Mit vollen Stromspeichern kann man Ausfälle eine Zeitlang überbrücken, bis die Systeme wieder anlaufen. Auch die „Starthilfe“ für zum Erliegen gekommene Stromanlagen wäre so gesichert, denn viele Anlagen können nicht aus eigener Kraft wieder anlaufen.
Um diese gespeicherten Ressourcen zu schonen, wurden in Großbritannien stundenweise Stromabschaltungen in der dunklen Jahreszeit in Betracht gezogen. Deutschland hat in Kampagnen zu Heizkosteneinsparungen aufgerufen, Österreich Listen von Katastrophenvorräten ausgegeben.
Spanien wiegt sich demgegenüber in Sicherheit, da es weniger auf Gas als Stromerzeuger gesetzt hat, das faktisch von außerhalb Europas bezogen werden muss und daher einen Unsicherheitsfaktor darstellt.
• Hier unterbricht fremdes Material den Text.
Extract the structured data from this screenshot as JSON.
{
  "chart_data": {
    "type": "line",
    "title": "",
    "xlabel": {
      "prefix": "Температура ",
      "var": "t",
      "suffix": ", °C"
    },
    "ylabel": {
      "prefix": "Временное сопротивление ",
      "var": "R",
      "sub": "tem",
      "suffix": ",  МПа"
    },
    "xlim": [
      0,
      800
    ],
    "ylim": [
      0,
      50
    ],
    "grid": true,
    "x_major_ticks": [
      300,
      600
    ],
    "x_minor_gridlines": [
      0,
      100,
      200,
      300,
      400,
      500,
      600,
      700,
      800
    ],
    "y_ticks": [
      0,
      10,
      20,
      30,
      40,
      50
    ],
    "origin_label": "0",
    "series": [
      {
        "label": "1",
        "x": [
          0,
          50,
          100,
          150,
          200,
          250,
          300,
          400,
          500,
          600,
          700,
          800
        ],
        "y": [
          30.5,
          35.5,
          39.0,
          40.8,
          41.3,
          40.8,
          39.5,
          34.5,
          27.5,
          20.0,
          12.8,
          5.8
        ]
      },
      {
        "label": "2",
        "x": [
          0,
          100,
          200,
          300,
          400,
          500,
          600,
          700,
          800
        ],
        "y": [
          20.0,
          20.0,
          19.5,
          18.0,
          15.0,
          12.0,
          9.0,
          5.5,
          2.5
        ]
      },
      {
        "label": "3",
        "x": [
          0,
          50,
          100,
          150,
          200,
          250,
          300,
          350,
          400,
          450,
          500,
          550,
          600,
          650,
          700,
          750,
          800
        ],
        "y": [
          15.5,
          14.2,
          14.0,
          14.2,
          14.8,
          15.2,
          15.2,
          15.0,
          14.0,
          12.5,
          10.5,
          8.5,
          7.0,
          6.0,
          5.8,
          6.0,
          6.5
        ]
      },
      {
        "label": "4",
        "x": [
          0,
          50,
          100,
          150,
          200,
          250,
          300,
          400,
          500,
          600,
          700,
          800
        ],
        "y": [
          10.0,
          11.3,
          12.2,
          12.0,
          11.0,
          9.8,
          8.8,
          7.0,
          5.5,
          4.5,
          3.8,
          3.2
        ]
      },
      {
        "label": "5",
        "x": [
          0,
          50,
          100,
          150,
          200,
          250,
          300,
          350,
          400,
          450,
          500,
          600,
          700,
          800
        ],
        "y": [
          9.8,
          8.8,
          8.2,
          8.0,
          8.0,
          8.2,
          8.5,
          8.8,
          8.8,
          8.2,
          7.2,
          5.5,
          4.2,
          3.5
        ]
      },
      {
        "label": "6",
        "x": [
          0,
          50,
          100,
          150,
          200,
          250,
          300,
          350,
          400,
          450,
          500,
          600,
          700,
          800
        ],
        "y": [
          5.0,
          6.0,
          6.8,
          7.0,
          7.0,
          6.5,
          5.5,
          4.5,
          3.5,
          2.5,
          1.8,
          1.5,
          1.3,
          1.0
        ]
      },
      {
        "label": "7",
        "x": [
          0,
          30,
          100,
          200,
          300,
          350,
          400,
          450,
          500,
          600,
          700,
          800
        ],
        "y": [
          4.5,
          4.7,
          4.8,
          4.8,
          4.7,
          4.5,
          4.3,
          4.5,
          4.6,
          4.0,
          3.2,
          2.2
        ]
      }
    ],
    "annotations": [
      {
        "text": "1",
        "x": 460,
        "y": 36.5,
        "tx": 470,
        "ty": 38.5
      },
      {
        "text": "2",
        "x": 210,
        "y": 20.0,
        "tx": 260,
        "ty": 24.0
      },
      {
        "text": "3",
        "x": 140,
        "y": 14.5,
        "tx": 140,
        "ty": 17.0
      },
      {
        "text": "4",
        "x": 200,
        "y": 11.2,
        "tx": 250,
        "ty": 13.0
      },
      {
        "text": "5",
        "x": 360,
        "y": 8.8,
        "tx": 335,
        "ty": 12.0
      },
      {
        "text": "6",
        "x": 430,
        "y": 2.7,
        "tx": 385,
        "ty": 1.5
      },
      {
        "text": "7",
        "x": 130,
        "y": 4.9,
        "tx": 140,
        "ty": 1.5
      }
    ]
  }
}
Tatsächlich ist Spanien mit seiner Solarenergie auf der Sonnenseite Europas. Im Zweifelsfall könnte Spanien sich wahrscheinlich wie eine Insel selbst mit Strom versorgen. Die Frage ist nur, wie weit ein einzelnes Land in der global vernetzten Welt damit kommt.
Es ist in den letzten Jahren viel Bewegung in das Thema Stromversorgung gekommen. Eins ist jedoch sicher, Strom ist unsere Droge und je weniger wir konsumieren, desto besser.